There are several core parts to the Catlab design, we start with a brief overview of each one

Catlab.GAT provides

`@theory`

- defines a new Generalized Algebraic Theory. These are algebraic versions of what a logician would call a logical theory. They support equational reasoning and a limited version of dependent types. Namely the dependent types must also form an algebraic theory and you are only allowed to have equations between terms of the same type. Catlab ships with many predefined theories for important concepts like Categories and "doctrines" of categories like Symmetric Monoidal Categories. These predefined theories are defined in Catlab.Theories, but you can make your own with the`@theory`

macro.Catlab.Syntax provides initial algebras for a GAT, which are declared with

`@syntax`

. These are represented as a typed version of Expr that allows you to customize the normalization procedure for example in a FreeCategory, the composition operation which is a unital and associative binary operation is normalized into lists. This allows you to write algorithms on Syntax trees that use different styles of simplification. The only styles available now are support for normalizing unital and associate operations like comoposition and a monoidal product.`@instance`

associates Julia data structures as semantics for a GAT. This is known as functorial semantics, where you associate every type in the GAT with a type in Julia and every term constructor in the GAT to a julia function (possibly a struct constructor). These functions and types must satisfy the axioms that are encoded in the GAT.`@present`

enumerates a finite set of generators for a model of the GAT just like you would write out a group (model of the theory of groups) as list of generators and relations, the presentation lets you enumerate the objects and morphisms that generate a category.

## Conventions

In several places in Catlab, we use what we call "Abstract Field Convention". Instead of doing the following:

```
struct Pair{A}
x1::A
x2::A
end
add(xs::Pair) = xs.x1 + xs.x2
const IntPair = Pair{Int}
```

which leads to potentially longer and longer type names as the type parameters increase in size, we do

```
"""
Abstract Fields
- x1::A
- x2::A
"""
abstract type Pair{A} end
add(xs::Pair) = xs.x1 + xs.x2
struct IntPair <: Pair{Int}
x1::Int
x2::Int
end
```

That is, we assume that all subtypes of a certain abstract types have the same field names, and are organized in roughly the same way. There is no way of enforcing this within Julia, so instead we leave a comment on the abstract type to document that we are working this way.

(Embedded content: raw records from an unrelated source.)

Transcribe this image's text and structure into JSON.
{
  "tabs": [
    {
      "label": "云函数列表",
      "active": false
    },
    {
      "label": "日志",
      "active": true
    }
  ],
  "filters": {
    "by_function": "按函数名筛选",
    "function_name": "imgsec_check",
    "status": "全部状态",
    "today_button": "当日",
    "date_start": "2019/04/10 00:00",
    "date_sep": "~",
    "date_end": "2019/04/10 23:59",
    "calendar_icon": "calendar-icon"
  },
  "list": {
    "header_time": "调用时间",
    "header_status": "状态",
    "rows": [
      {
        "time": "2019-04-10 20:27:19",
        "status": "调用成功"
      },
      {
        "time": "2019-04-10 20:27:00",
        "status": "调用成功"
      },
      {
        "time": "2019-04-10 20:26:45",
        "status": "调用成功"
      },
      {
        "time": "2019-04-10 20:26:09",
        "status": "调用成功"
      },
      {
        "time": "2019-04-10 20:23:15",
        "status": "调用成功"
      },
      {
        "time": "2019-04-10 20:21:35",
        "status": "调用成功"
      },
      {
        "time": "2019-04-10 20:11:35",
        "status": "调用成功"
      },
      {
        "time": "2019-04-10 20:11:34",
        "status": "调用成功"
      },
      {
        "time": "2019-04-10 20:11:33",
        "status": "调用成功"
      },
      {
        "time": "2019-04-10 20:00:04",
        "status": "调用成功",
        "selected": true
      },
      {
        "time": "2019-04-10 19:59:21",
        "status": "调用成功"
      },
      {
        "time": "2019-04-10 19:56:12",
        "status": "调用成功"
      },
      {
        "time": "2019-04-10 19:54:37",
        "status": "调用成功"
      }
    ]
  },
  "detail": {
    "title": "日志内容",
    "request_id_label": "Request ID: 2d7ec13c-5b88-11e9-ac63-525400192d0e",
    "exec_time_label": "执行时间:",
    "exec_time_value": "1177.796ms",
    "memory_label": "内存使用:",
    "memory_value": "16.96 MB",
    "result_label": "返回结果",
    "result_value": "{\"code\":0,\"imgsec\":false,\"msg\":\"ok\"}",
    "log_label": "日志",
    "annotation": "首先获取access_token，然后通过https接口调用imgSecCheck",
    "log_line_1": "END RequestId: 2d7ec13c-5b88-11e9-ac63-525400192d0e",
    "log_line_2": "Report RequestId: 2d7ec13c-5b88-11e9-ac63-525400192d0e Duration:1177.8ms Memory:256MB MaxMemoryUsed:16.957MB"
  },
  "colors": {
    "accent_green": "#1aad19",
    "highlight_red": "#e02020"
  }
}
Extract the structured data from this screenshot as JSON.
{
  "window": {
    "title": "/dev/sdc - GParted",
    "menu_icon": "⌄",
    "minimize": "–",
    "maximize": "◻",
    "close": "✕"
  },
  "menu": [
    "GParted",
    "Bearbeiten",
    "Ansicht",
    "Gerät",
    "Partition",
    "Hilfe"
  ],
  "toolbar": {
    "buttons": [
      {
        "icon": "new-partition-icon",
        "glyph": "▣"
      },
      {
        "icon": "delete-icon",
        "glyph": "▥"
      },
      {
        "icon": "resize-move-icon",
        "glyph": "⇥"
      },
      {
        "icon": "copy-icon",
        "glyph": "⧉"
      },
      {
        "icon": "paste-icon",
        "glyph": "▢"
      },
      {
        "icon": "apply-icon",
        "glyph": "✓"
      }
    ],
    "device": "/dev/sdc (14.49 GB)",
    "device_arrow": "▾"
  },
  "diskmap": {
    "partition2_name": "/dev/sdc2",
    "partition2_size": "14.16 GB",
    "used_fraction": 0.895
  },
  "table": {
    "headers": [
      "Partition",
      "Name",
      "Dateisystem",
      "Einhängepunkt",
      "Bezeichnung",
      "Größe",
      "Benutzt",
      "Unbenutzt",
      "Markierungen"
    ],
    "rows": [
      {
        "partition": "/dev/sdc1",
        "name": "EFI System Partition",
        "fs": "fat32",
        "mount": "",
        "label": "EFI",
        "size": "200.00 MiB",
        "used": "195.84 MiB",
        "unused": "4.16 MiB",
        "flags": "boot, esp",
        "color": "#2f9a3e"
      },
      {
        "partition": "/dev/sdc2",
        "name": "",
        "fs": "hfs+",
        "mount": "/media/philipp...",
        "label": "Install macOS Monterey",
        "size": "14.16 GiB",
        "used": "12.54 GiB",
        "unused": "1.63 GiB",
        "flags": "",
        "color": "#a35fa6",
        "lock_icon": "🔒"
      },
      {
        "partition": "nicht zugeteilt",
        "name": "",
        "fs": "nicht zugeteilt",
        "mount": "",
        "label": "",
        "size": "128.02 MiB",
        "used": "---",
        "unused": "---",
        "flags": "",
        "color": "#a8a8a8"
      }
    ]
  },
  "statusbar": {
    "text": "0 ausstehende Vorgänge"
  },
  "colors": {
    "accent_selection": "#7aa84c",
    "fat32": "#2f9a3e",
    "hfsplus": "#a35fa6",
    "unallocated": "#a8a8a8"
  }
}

Note that this is contrary to the standard wisdom in Julia that one should as much as possible access structs through methods, not field accesses. The reason why we do not do this here is twofold. First of all, sometimes it can be annoying to write out the trivial field-access methods in addition to defining the struct. For instance, we have 12 different structs in `src/acsets/ColumnImplementations.jl`

that all are subtypes of an Abstract Field Convention abstract type. It would be 24 lines of boilerplate to write out the field accessors for these types with little appreciable benefit. The second reason is that the Abstract Field Convention is a stronger guarantee than an interface: we are claiming that any subtype has precisely these fields in this order, and no others! This is essential for defining methods like copy, which might be defined as follows.

```
function copy(p::T) where {T<:Pair}
T(p.x1, p.x2)
end
```

So the Abstract Field Convention is stronger than a normal interface. It's not really about encapsulating data, it's more about cutting down on long names in debug messages.